In the end, Narayan’s story is not just about one man’s refusal to sell his heritage. It is about what happens when development becomes predation, when progress demands blood sacrifice, when the hunger for land consumes all morality.
The Hotel Ayodya stands as a monument to this hunger—a concrete testament to how easily human lives can be erased when they stand in the way of expansion. Every brick might as well be mortared with blood, every room built on bones.
But Ganesh, Narayan’s son, refuses to let his father’s memory be buried under concrete. His demand that the SIT investigate his father’s murder is not just about one family’s quest for justice. It is about ensuring that progress in Dharmasthala—or anywhere—cannot continue to be built on a foundation of murder and fear.
For now, the shadow of Dharmasthala continues to lengthen, and the questions multiply: How many more Narayans must die before the killing stops? How many more ancestral homes must be demolished? How many more families must be scattered to the wind?
The answers lie buried—perhaps literally—in the soil of Dharmasthala. Until they are unearthed, the shadow will continue to grow, and the blood will continue to cry out from the ground, even if it is covered by the finest marble and the most modern hotels.

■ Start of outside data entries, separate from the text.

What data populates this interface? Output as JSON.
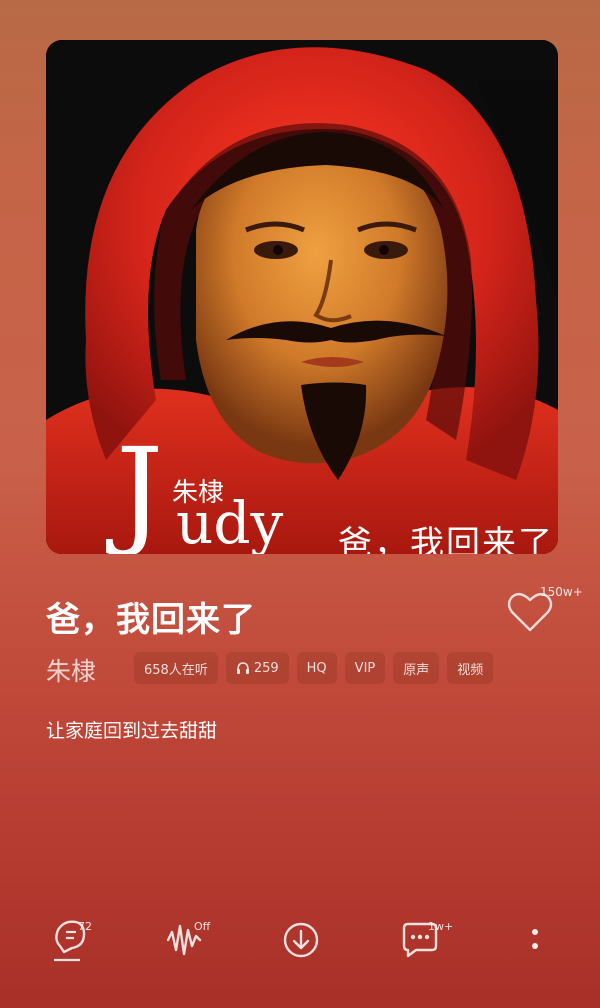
{
  "cover": {
    "brand_big": "J",
    "brand_rest": "udy",
    "brand_small": "朱棣",
    "subtitle": "爸，我回来了"
  },
  "song": {
    "title": "爸，我回来了",
    "artist": "朱棣",
    "like_count": "150w+",
    "lyric": "让家庭回到过去甜甜"
  },
  "tags": {
    "listeners": "658人在听",
    "headphones": "259",
    "hq": "HQ",
    "vip": "VIP",
    "original": "原声",
    "video": "视频"
  },
  "toolbar": {
    "comment_badge": "72",
    "effect_badge": "Off",
    "message_badge": "1w+"
  },
  "colors": {
    "background_top": "#b86a46",
    "background_bottom": "#a83028",
    "hood_red": "#d42a1c"
  }
}
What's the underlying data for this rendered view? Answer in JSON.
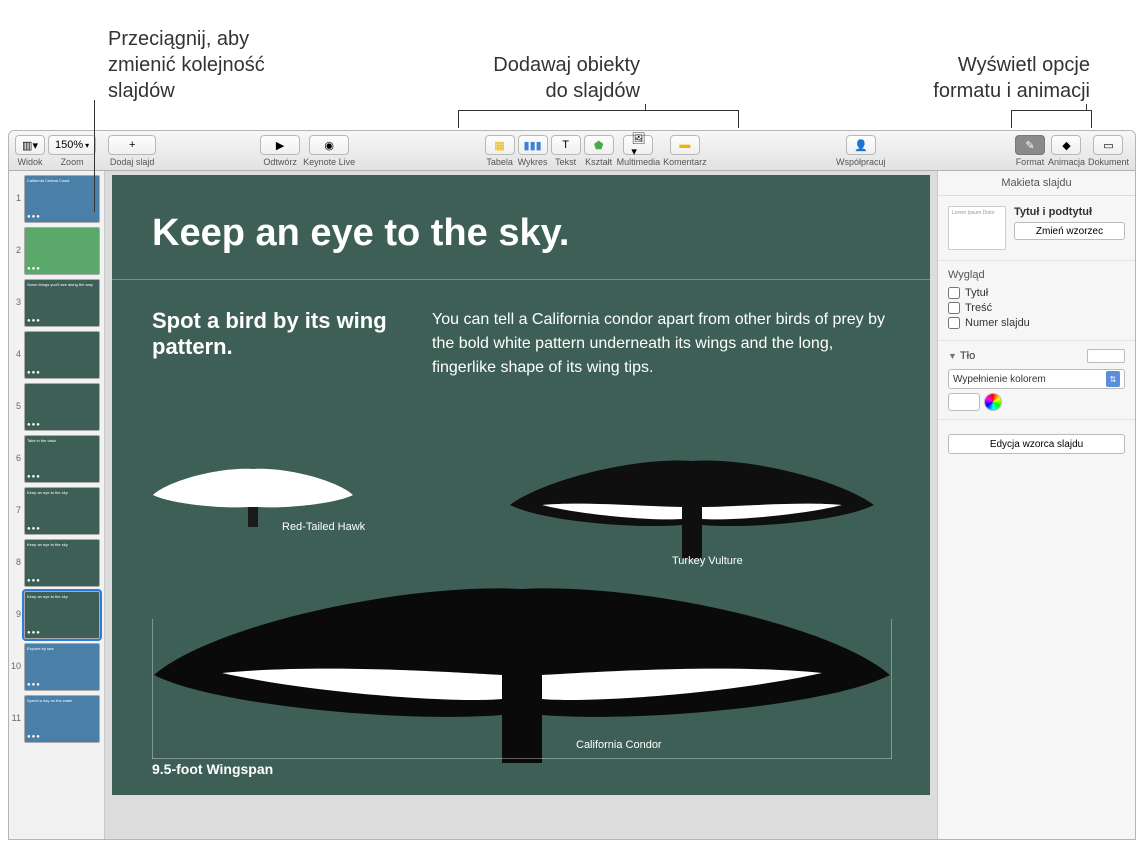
{
  "callouts": {
    "reorder": "Przeciągnij, aby\nzmienić kolejność\nslajdów",
    "add_objects": "Dodawaj obiekty\ndo slajdów",
    "format_anim": "Wyświetl opcje\nformatu i animacji"
  },
  "toolbar": {
    "view": {
      "label": "Widok"
    },
    "zoom": {
      "value": "150%",
      "label": "Zoom"
    },
    "add_slide": {
      "label": "Dodaj slajd"
    },
    "play": {
      "label": "Odtwórz"
    },
    "keynote_live": {
      "label": "Keynote Live"
    },
    "table": {
      "label": "Tabela"
    },
    "chart": {
      "label": "Wykres"
    },
    "text": {
      "label": "Tekst"
    },
    "shape": {
      "label": "Kształt"
    },
    "media": {
      "label": "Multimedia"
    },
    "comment": {
      "label": "Komentarz"
    },
    "collaborate": {
      "label": "Współpracuj"
    },
    "format": {
      "label": "Format"
    },
    "animate": {
      "label": "Animacja"
    },
    "document": {
      "label": "Dokument"
    }
  },
  "navigator": {
    "slides": [
      {
        "num": "1",
        "title": "California Central Coast"
      },
      {
        "num": "2",
        "title": ""
      },
      {
        "num": "3",
        "title": "Some things you'll see along the way"
      },
      {
        "num": "4",
        "title": ""
      },
      {
        "num": "5",
        "title": ""
      },
      {
        "num": "6",
        "title": "Take in the vista"
      },
      {
        "num": "7",
        "title": "Keep an eye to the sky"
      },
      {
        "num": "8",
        "title": "Keep an eye to the sky"
      },
      {
        "num": "9",
        "title": "Keep an eye to the sky",
        "selected": true
      },
      {
        "num": "10",
        "title": "Explore by sea"
      },
      {
        "num": "11",
        "title": "Spend a day on the water"
      }
    ]
  },
  "slide": {
    "title": "Keep an eye to the sky.",
    "subtitle": "Spot a bird by its wing pattern.",
    "body": "You can tell a California condor apart from other birds of prey by the bold white pattern underneath its wings and the long, fingerlike shape of its wing tips.",
    "bird1": "Red-Tailed Hawk",
    "bird2": "Turkey Vulture",
    "bird3": "California Condor",
    "wingspan": "9.5-foot Wingspan"
  },
  "inspector": {
    "header": "Makieta slajdu",
    "layout_thumb_text": "Lorem Ipsum Dolor",
    "layout_name": "Tytuł i podtytuł",
    "change_master": "Zmień wzorzec",
    "appearance": "Wygląd",
    "title_cb": "Tytuł",
    "body_cb": "Treść",
    "slide_num_cb": "Numer slajdu",
    "background": "Tło",
    "fill_type": "Wypełnienie kolorem",
    "edit_master": "Edycja wzorca slajdu"
  }
}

This is the fifth article in our ongoing series “The Shadow of Dharmasthala” examining unresolved cases in the temple town. Previous articles in this series:
- The Shadow of Dharmasthala: The Vedavalli Tragedy – The 1979 murder of teacher Vedavalli Harale who challenged caste-based discrimination
- The Shadow of Dharmasthala: Padmalatha Pays the Price of Defiance – The 1986 disappearance and murder of 17-year-old student Padmalatha
- The Shadow of Dharmasthala: The Ananya Bhat Disappearance – A Mother’s Unending Search – The 2003 disappearance of medical student Ananya Bhat
- The Shadow of Dharmasthala: Unraveling the Soujanya Case – The 2012 rape and murder of 17-year-old student Soujanya and the controversial investigation
Note: This article is based on media reports, police complaints, family testimonies, and documented accounts. Some allegations remain disputed, and the article presents multiple perspectives on these complex events while acknowledging that formal charges were not filed in many instances. The investigation into these deaths remains incomplete.